After this Kate was prepared for anything, even for the neglected condition of the drugs in the dispensary—the mortar was never cleaned, and every prescription carried to the patient many more drugs than were written for him—and for the foul, undrained, uncleaned, unlighted, and unventilated rooms which she entered one after another hopelessly. The patients were allowed to receive their friends as they would, and to take from their hands whatever misguided kindness offered. When death came, the mourners howled in chorus about the cot, and bore the naked body through the courtyard, amid the jeers of the lunatic, to carry to the city what infection Heaven willed..

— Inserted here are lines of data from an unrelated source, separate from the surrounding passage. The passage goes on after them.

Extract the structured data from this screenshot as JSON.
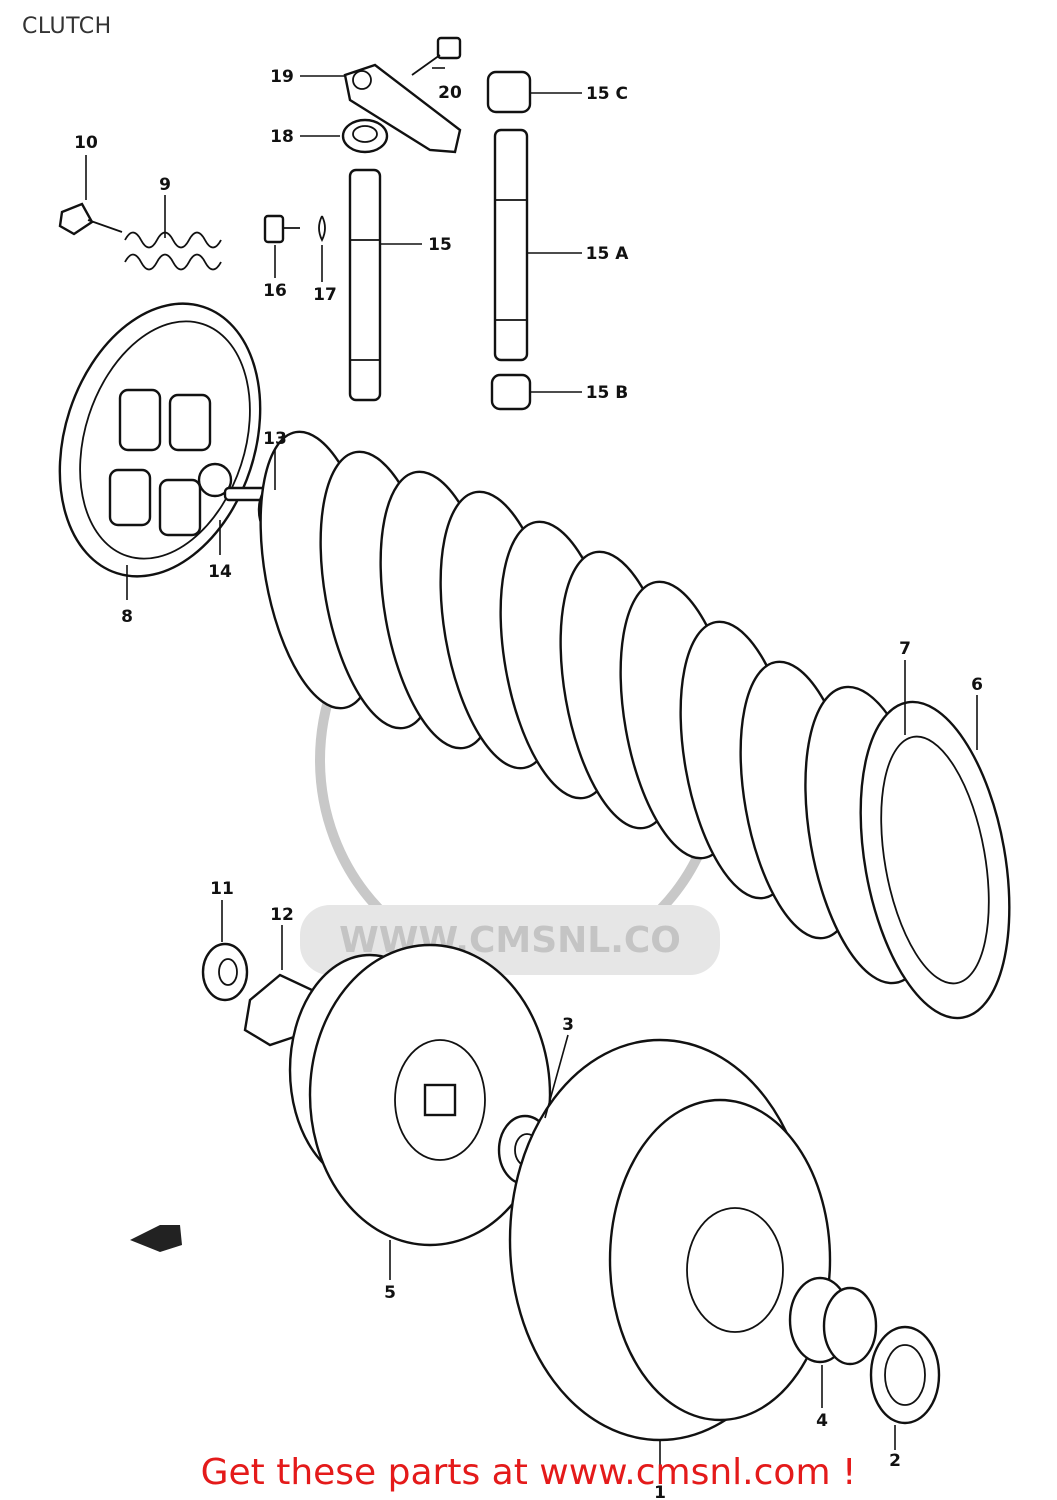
{
  "title": "CLUTCH",
  "footer_text": "Get these parts at www.cmsnl.com !",
  "watermark_text": "WWW.CMSNL.CO",
  "colors": {
    "footer": "#e41a1a",
    "line_art": "#111111",
    "watermark": "#c8c8c8"
  },
  "callouts": {
    "c1": "1",
    "c2": "2",
    "c3": "3",
    "c4": "4",
    "c5": "5",
    "c6": "6",
    "c7": "7",
    "c8": "8",
    "c9": "9",
    "c10": "10",
    "c11": "11",
    "c12": "12",
    "c13": "13",
    "c14": "14",
    "c15": "15",
    "c15a": "15 A",
    "c15b": "15 B",
    "c15c": "15 C",
    "c16": "16",
    "c17": "17",
    "c18": "18",
    "c19": "19",
    "c20": "20"
  }
}
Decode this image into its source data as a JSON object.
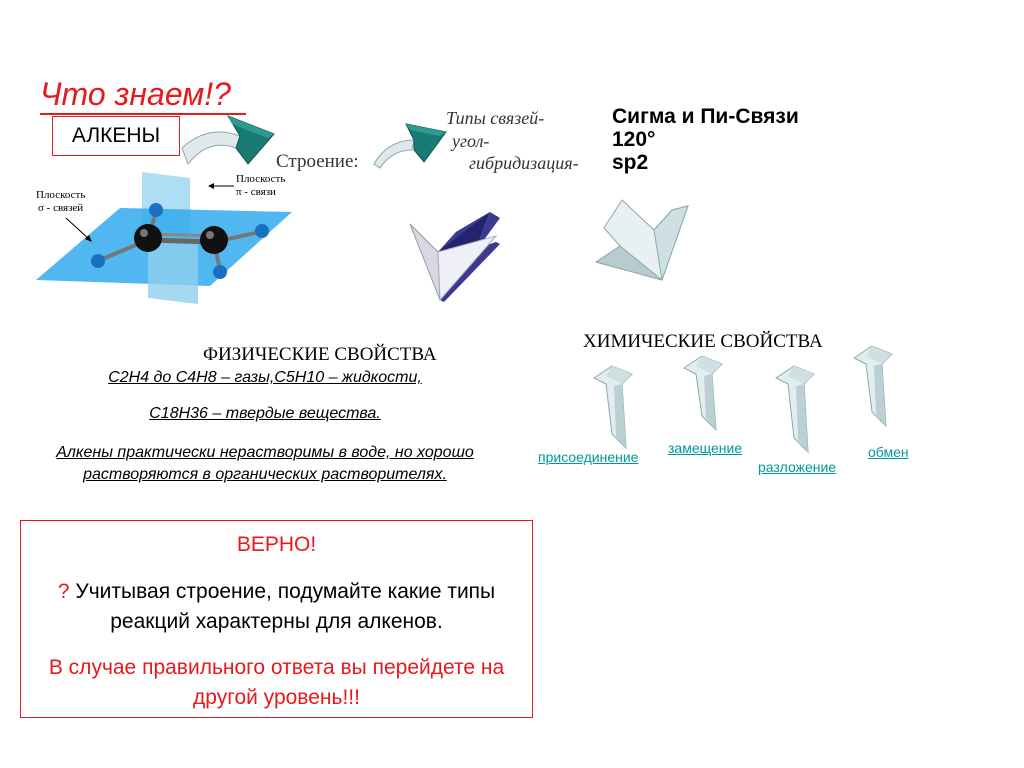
{
  "title": "Что знаем!?",
  "topic_box": "АЛКЕНЫ",
  "structure": {
    "label": "Строение:",
    "bond_types_label": "Типы связей-",
    "angle_label": "угол-",
    "hybridization_label": "гибридизация-",
    "bond_types_answer": "Сигма и Пи-Связи",
    "angle_answer": "120°",
    "hybridization_answer": "sp2"
  },
  "molecule_diagram": {
    "pi_plane_label_1": "Плоскость",
    "pi_plane_label_2": "π - связи",
    "sigma_plane_label_1": "Плоскость",
    "sigma_plane_label_2": "σ - связей"
  },
  "physical_properties": {
    "title": "ФИЗИЧЕСКИЕ СВОЙСТВА",
    "line1": "С2Н4 до С4Н8 – газы,С5Н10 – жидкости,",
    "line2": "С18Н36 – твердые вещества.",
    "line3": " Алкены практически нерастворимы в воде, но хорошо растворяются в органических растворителях."
  },
  "chemical_properties": {
    "title": "ХИМИЧЕСКИЕ СВОЙСТВА",
    "reactions": [
      "присоединение",
      "замещение",
      "разложение",
      "обмен"
    ]
  },
  "feedback": {
    "correct": "ВЕРНО!",
    "question_mark": "?",
    "question": " Учитывая строение, подумайте какие типы реакций характерны для алкенов.",
    "next_level": "В случае правильного ответа вы перейдете на другой уровень!!!"
  },
  "colors": {
    "accent_red": "#e8191c",
    "link_teal": "#009999",
    "arrow_teal": "#1a7a74",
    "arrow_navy": "#24246e",
    "plane_blue": "#33aaee",
    "atom_blue": "#1b6fc2"
  }
}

There was no isolation of infectious cases during the progress of the disease, and children scourged with ophthalmia played light-heartedly with the children of the visitors or among diphtheria beds. At one point, and one point only, the doctor was strong; he was highly successful in dealing with the very common trouble entered on the day-book as ‘loin bite.’ The woodcutters and small traders who had occasion to travel through the lonely roads of the State were not infrequently struck down by tigers, and in these cases the doctor, discarding the entire English pharmacopoeia, fell back on simples of proved repute in the neighbouring villages, and wrought wonders. None the less, it was necessary to convey to him that in future there would be only one head of the State Hospital, that her orders must be obeyed without question, and that her name was Miss Kate Sheriff.
The doctor, reflecting that she attended on the women of the court, offered no protest. He had been through many such periods of reform and reorganisation, and knew that his own inertia and a smooth tongue would carry him through many more. He bowed and assented, allowing Kate’s reproaches to pass over his head, and parrying all questions with the statement—
‘This hospital only allowed one hundred and fifty rupees per mensem from State revenues. How can get drugs all the way from Calcutta for that?’
‘I am paying for this order,’ said Kate, writing out a list of needed drugs and appliances on the desk in the bath-room, which was supposed to serve as an office; ‘and I shall pay for whatever else I think necessary.’
‘Order going through me offeecially?’ suggested Dhunpat Rai, with his head on one side.
Unwilling to raise unnecessary obstacles, Kate assented. With those poor creatures lying in the rooms about her unwatched, untended, at the mercy of this creature, it was not a time to argue about commissions.
‘Yes,’ she said decidedly; ‘of course.’ And the doctor, when he saw the size and scope of the order, felt that he could endure much at her hands.
At the end of the three hours Kate came away, fainting with weariness, want of food, and bitter heartache.